1. Maar is dat nu juist niet de heerlijkheid van de mens als beeld van God, dat hij heel bewust, allerpersoonlijkst, tot God kan zeggen: Ik geef mij in vertrouwen helemaal aan U over, ik heb U lief?

Daarin is de mens onderscheiden van het dier. Het dier wordt alleen gedreven door collectieve instinkten. Elk vogeltje maakt zijn nest precies zoals alle andere exemplaren van zijn soort.

We lezen dat aan de schepping van de mens een overleg in de schoot van de Drieënige God voorafgaat: „Laat Ons mensen maken, naar Ons beeld, naar Onze gelijkenis" (Gen. 1 : 26). Zulk een overleg wordt niet vermeld bij het scheppen van de zon, de maan, de sterren, de planten en dieren. Moeten we niet aannemen dat daarin dan ook een trek van gelijkenis ligt van de mens met God? Ook de mens kan overleggen en dan komen tot een allerpersoonlijkste beslissing. (Na de zondeval heeft de mens dat vermogen om allerpersoonlijkst voor God te kiezen verloren. Hij ligt gevangen in doem-beslissingen. Hij moet daar eerst van bevrijd worden door God Zelf. Pas dan kan hij met die vrijgemaakte wil weer vrij en heel persoonlijk God kiezen.)

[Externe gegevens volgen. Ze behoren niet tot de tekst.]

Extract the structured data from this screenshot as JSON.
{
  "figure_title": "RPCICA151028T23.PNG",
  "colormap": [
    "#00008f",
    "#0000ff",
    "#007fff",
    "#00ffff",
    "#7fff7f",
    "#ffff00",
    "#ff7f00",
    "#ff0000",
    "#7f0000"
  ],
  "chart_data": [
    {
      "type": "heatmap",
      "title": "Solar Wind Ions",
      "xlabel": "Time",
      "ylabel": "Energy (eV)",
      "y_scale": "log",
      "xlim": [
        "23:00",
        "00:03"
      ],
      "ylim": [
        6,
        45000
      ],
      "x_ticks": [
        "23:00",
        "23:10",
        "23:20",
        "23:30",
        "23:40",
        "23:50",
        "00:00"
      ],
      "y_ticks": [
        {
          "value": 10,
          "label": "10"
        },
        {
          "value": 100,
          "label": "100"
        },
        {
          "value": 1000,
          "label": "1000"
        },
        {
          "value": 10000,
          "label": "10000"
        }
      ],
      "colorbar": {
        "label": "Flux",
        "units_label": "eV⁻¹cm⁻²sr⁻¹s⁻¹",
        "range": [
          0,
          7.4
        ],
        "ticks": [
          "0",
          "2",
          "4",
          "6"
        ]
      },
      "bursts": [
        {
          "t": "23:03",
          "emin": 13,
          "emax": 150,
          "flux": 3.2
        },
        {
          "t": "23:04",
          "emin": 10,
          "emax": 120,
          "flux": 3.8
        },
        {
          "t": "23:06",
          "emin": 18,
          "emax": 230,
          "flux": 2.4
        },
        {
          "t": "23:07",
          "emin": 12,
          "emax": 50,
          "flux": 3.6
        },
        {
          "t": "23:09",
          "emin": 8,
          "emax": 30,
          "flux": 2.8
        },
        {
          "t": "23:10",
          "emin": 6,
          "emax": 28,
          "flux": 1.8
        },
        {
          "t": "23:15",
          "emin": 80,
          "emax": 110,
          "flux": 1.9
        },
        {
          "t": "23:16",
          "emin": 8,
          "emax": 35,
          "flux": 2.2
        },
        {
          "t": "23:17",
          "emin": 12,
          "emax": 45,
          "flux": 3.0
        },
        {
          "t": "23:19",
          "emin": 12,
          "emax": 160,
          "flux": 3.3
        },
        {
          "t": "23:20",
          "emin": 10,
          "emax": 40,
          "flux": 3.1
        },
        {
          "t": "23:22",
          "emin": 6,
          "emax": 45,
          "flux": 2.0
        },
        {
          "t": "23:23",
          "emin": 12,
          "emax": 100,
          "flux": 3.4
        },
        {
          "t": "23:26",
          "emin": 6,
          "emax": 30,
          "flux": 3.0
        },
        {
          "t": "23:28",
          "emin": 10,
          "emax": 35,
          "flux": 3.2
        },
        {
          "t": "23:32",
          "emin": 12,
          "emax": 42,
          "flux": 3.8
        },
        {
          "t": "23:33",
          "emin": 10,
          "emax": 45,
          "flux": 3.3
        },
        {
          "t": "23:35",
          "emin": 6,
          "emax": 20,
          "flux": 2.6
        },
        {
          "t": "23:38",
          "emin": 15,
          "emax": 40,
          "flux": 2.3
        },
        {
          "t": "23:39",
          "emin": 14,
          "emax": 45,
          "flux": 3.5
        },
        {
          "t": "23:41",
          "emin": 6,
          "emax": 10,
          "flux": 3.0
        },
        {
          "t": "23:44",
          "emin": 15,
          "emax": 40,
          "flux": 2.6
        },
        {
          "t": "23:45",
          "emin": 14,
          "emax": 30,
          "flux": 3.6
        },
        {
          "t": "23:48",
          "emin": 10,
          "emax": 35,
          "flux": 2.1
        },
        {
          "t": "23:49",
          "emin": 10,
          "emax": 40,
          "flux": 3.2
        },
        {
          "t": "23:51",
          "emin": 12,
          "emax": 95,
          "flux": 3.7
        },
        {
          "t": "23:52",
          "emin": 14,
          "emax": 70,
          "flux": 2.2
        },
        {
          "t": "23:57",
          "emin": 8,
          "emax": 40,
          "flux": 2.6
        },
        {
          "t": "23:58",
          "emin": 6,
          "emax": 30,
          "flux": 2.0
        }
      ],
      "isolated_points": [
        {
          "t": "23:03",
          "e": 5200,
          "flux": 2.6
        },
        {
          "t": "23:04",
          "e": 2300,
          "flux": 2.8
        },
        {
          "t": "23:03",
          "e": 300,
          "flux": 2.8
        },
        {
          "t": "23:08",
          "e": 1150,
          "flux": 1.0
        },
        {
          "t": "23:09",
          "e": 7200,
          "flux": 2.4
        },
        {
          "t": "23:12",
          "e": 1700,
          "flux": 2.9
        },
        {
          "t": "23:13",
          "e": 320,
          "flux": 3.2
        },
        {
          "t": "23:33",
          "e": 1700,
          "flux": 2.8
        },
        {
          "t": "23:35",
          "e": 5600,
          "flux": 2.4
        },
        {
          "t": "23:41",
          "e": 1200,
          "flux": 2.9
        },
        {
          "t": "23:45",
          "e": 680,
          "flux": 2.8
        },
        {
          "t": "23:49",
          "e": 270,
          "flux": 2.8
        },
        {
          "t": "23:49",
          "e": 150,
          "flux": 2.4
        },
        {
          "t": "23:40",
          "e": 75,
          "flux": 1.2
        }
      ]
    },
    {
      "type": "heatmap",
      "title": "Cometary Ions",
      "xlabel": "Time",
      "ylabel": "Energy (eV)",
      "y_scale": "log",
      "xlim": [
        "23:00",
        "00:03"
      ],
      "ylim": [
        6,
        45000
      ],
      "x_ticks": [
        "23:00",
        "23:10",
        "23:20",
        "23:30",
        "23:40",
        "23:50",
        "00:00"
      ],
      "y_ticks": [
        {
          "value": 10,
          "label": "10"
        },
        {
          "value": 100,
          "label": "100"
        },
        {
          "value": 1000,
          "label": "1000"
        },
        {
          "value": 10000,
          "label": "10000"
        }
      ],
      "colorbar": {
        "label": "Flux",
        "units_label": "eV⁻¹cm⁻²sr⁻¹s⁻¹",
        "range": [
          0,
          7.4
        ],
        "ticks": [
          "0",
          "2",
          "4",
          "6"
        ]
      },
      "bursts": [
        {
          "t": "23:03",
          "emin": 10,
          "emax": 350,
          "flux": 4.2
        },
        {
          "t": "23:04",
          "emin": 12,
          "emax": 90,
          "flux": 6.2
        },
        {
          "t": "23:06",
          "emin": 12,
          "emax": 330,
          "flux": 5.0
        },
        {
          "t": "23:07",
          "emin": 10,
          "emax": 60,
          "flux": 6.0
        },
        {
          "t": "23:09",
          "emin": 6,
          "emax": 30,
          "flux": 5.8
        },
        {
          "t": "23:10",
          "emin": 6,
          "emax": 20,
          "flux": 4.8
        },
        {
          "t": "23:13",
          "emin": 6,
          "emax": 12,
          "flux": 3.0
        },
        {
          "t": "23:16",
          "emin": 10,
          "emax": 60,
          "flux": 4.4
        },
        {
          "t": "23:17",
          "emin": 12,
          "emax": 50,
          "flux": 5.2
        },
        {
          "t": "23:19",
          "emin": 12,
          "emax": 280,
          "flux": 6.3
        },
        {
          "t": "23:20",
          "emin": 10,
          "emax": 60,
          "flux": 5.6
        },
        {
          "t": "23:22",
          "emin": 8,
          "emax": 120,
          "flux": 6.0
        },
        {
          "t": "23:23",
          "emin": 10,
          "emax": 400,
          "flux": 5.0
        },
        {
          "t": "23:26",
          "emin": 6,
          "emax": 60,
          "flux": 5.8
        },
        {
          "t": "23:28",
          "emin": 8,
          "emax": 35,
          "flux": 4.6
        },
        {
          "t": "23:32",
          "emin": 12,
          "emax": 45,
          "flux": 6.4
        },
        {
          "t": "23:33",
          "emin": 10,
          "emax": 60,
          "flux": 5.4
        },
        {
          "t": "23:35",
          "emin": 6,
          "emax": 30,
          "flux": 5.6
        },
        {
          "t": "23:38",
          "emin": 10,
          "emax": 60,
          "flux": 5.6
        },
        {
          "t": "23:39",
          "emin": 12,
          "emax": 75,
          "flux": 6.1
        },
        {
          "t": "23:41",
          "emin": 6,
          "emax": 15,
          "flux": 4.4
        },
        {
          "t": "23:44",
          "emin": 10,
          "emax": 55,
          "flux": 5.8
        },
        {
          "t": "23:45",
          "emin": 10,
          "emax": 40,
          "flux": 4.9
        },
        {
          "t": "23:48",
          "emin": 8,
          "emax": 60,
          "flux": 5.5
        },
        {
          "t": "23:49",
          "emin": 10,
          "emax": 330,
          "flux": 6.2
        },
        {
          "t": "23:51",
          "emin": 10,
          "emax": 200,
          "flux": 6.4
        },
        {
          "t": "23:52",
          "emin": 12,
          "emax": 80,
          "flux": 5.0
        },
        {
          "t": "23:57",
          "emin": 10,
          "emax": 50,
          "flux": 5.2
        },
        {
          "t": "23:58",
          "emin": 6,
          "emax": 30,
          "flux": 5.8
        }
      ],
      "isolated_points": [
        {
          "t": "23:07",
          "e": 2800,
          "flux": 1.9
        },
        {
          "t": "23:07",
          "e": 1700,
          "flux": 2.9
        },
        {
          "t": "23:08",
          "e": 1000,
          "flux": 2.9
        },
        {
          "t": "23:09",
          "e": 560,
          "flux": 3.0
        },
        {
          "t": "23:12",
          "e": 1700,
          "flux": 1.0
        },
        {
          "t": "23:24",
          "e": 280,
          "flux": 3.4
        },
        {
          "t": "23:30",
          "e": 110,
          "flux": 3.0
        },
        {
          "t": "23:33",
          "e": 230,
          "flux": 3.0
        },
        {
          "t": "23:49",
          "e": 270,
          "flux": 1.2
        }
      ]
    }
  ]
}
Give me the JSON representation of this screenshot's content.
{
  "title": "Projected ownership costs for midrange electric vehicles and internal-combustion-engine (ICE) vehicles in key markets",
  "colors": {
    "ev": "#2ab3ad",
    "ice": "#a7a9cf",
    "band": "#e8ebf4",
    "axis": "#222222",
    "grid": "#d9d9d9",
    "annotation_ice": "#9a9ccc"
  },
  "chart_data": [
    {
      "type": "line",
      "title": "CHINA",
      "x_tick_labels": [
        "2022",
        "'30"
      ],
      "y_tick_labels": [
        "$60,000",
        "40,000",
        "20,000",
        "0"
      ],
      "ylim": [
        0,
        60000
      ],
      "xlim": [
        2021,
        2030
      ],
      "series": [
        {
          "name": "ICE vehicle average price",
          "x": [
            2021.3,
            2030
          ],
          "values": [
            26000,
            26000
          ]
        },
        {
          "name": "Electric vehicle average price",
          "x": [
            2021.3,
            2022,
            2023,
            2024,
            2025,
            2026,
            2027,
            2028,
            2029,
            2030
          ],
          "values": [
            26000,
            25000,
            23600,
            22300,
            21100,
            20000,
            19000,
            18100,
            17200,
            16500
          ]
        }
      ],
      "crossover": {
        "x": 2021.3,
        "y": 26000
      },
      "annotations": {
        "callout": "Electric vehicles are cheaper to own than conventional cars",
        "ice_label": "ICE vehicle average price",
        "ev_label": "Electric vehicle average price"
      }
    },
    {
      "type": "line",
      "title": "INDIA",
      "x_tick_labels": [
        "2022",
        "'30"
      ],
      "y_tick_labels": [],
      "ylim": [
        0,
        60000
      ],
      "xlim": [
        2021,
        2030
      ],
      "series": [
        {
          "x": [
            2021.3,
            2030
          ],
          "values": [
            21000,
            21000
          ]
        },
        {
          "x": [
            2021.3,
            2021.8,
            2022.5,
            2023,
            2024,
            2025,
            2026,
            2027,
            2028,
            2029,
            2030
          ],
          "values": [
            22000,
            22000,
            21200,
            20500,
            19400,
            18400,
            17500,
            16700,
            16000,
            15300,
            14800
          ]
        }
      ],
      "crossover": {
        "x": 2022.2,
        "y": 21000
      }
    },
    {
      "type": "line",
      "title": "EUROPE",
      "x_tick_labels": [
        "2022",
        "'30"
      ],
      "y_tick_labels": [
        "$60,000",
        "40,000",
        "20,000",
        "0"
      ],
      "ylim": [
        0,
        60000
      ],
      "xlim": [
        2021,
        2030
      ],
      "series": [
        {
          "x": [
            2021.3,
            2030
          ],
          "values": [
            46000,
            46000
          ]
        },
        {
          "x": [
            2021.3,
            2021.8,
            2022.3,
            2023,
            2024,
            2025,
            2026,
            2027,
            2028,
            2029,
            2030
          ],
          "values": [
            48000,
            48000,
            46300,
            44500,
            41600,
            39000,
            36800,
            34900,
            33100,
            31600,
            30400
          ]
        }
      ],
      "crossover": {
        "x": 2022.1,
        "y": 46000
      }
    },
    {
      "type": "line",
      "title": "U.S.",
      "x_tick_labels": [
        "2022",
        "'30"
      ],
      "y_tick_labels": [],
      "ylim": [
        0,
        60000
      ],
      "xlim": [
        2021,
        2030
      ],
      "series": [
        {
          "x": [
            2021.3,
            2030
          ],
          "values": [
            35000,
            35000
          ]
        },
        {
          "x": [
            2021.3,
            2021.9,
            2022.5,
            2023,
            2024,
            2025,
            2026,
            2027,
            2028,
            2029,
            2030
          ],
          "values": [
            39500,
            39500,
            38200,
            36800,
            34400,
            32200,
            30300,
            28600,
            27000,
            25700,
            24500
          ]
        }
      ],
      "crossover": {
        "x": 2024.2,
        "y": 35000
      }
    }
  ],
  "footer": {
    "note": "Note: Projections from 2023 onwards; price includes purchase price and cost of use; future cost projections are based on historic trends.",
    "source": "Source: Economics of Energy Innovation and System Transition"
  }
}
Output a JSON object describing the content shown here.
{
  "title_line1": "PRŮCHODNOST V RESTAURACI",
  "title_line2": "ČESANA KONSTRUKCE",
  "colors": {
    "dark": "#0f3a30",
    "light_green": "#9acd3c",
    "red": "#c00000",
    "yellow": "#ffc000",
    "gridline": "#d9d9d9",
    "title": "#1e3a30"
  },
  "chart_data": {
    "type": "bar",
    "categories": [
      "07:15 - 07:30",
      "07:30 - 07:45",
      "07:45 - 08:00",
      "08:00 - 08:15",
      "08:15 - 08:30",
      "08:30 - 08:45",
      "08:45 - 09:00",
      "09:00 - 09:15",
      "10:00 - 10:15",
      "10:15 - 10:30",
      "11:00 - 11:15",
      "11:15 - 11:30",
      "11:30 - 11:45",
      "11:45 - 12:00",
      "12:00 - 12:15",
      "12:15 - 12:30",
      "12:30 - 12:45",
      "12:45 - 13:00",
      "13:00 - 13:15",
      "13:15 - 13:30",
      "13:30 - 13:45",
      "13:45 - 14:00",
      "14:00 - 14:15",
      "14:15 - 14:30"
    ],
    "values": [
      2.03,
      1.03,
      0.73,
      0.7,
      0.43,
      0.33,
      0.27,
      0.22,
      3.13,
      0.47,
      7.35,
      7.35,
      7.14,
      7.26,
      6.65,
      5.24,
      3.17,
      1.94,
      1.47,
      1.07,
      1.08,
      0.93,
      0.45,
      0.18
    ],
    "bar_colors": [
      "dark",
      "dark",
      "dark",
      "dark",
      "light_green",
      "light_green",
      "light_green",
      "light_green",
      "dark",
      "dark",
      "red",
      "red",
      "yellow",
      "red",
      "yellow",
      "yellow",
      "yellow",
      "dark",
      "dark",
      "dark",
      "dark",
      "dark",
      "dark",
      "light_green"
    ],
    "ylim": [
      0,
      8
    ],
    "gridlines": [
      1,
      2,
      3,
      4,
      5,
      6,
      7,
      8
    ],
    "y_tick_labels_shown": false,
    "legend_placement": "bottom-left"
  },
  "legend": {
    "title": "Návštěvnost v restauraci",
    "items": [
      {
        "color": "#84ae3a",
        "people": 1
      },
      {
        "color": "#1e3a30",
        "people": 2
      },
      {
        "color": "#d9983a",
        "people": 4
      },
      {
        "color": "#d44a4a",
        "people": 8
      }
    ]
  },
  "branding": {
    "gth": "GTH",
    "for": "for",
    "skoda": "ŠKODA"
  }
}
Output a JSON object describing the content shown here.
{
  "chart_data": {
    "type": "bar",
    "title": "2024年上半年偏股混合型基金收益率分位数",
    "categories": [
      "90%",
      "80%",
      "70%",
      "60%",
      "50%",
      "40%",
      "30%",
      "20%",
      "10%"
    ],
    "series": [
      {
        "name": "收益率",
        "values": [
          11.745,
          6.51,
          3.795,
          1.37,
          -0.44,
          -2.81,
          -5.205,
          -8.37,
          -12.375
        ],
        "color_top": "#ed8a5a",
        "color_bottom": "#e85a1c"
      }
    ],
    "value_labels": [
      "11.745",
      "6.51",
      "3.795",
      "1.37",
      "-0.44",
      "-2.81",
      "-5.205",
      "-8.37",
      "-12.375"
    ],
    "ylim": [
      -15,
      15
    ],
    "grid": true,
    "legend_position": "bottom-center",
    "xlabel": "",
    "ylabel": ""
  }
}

2. God Zelf heeft Zich heel persoonlijk aan de mensen gegeven: „Want alzo lief heeft God de wereld gehad dat Hij Zijn eniggeboren Zoon gegeven heeft, opdat een ieder die in Hem gelooft, niet verderve, maar eeuwig leven hebbe" (Joh. 3 : 16). De Vader en de Zoon hebben Zich - ofschoon ze als God onafscheidelijk van elkaar bleven - a.h.w. losgescheurd van elkaar in de vleeswording. Toen Christus tot zonde gemaakt werd door God (2 Kor. 5 : 21), rustte de toorn Gods op Hem en stond Hij dus tegenover God als voorwerp van toorn en werd Hij aan het kruis zelfs door Hem verlaten - dit alles om wille van óns, van u en mij.

Mag en moet God dan ook van óns niet een allerpersoonlijkst antwoord verlangen op deze allerpersoonlijkste inzet van Hem om u, om mij, te redden; het antwoord van een heel persoonlijk geloofsvertrouwen, dankbaarheid, liefde, overgave?

3. In Hebr. 8 : 7 - 1 3 wordt het volk Gods van het Nieuwe Verbond beschreven als bestaande uit mensen, die allemaal de Heere persoonlijk „kennen". („Kennen heeft hier duidelijk de betekenis van het kennen met het hart), in wier harten de wil van God door Hemzelf is ingeschreven, die ook persoonlijk weten dat de Heere hun eigen zonden vergeven heeft.

Een karikatuur van Luthers leer

Het geloof, zo zegt Luther S. Paulus na, „ rechtvaardigt" de mens (bij Luther aller éérst mij). Dit betekent dat God mij zijn rechtvaardigheid meedeelt, die ik „grijp" door het volkomen zekere geloofsvertrouwen van mijn heil. Ook de Katholiek vertrouwt op God. „ Vertrouwen" op iemand wil zeggen, dat men innerlijk aanneemt dat hij voor mij zal doen en zijn wat ik denk, aanneem. Wanneer ik doe wat God van mij verlangt, moet ik het vaste vertrouwen hebben dat dit ook van mij zal aanvaarden, met alle gevolgen daarvan. Voor Luther ligt het anders: door geloofsvertrouwen beschikt hij over zijn heil, hem door God te schenken en door Christus verdiend. Het is ermee als wanneer men, door op iemand te vertrouwen, daarmee ook over hem beschikken (p. 400).

KOMMENTAAR

Wat een enorme vertekening van de bedoelingen van Luther! Luther heeft zich juist altijd verzet tegen de leer van Rome, die via de sakramenten over God meent te kunnen beschikken: Als de priester de absolutie uitspreekt, móét God de biechteling vrij spreken van de zonde; wanneer de paus een aflaat verleent, móét God het lijden van een ziel in het vagevuur verkorten of helemaal kwijtschelden; enz. Luther heeft zich in zijn boek over de knechtelijke wil uitdrukkelijk gekeerd tegen Erasmus, die de vrije wil van de mens, ook na de zondevol, verdedigde. God beschikt over de mens, niet de mens over God - dat is een van de stellingen die Luther steeds heel sterk benadrukt heeft.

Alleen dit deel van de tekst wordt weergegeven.